Das Terrornetzwerk Al Qaida (deutsch „die Basis“) verfügt über keine hierarchischen Kommandostrukturen. Es ist ein loses weltweit operierendes Terrornetzwerk. Bin Laden war sicher nicht die Autorität, bei der alle Stränge zusammen liefen. Deshalb fällt sein Tod auch nicht wesentlich ins Gewicht. Er wird ersetzt durch einen mindestens genau so radikal denkenden und handelnden Islamisten. Allerdings Rache ruft diese Exekution schon auf die Tagesordnung.

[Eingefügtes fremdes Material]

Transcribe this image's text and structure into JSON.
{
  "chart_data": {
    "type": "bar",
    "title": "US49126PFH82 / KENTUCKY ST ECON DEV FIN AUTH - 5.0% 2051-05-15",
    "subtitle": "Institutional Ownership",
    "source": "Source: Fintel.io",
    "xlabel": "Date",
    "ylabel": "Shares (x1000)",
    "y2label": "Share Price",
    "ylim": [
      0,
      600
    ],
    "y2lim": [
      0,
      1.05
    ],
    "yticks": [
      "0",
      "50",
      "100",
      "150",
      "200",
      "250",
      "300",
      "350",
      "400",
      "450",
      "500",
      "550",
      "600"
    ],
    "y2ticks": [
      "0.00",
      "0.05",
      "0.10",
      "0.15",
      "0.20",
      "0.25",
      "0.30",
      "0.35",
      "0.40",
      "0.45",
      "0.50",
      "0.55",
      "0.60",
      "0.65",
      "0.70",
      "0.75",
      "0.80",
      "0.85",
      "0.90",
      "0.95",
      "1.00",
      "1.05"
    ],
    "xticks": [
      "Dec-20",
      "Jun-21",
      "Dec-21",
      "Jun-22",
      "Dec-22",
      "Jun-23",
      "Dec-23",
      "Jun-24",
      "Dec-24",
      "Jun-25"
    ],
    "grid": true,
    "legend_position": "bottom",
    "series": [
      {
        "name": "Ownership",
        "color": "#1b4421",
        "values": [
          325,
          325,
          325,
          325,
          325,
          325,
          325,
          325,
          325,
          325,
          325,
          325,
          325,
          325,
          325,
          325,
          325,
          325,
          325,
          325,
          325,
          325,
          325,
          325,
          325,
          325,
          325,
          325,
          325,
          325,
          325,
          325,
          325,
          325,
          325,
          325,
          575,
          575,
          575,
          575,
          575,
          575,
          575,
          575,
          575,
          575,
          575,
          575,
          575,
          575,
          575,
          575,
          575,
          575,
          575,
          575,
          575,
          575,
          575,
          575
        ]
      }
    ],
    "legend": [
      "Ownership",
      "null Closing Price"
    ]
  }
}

Osama bin Laden war eher das „Gesicht“ des Terrornetzwerkes. Und er war das personifizierte Feindbild, das die Amerikaner schufen, um den Krieg in Afghanistan zu rechtfertigen. Dieser Eroberungskrieg hatte in den letzten Jahren wenig mit der Bekämpfung des Netzwerkes Al Qaida zu tun.
Sicher wäre es ein echter Erfolg des Zugriffes gewesen, wenn Osama lebend gefangen genommen und vor ein Gericht gestellt worden wäre. Aber das war entweder nicht möglich oder nicht gewollt.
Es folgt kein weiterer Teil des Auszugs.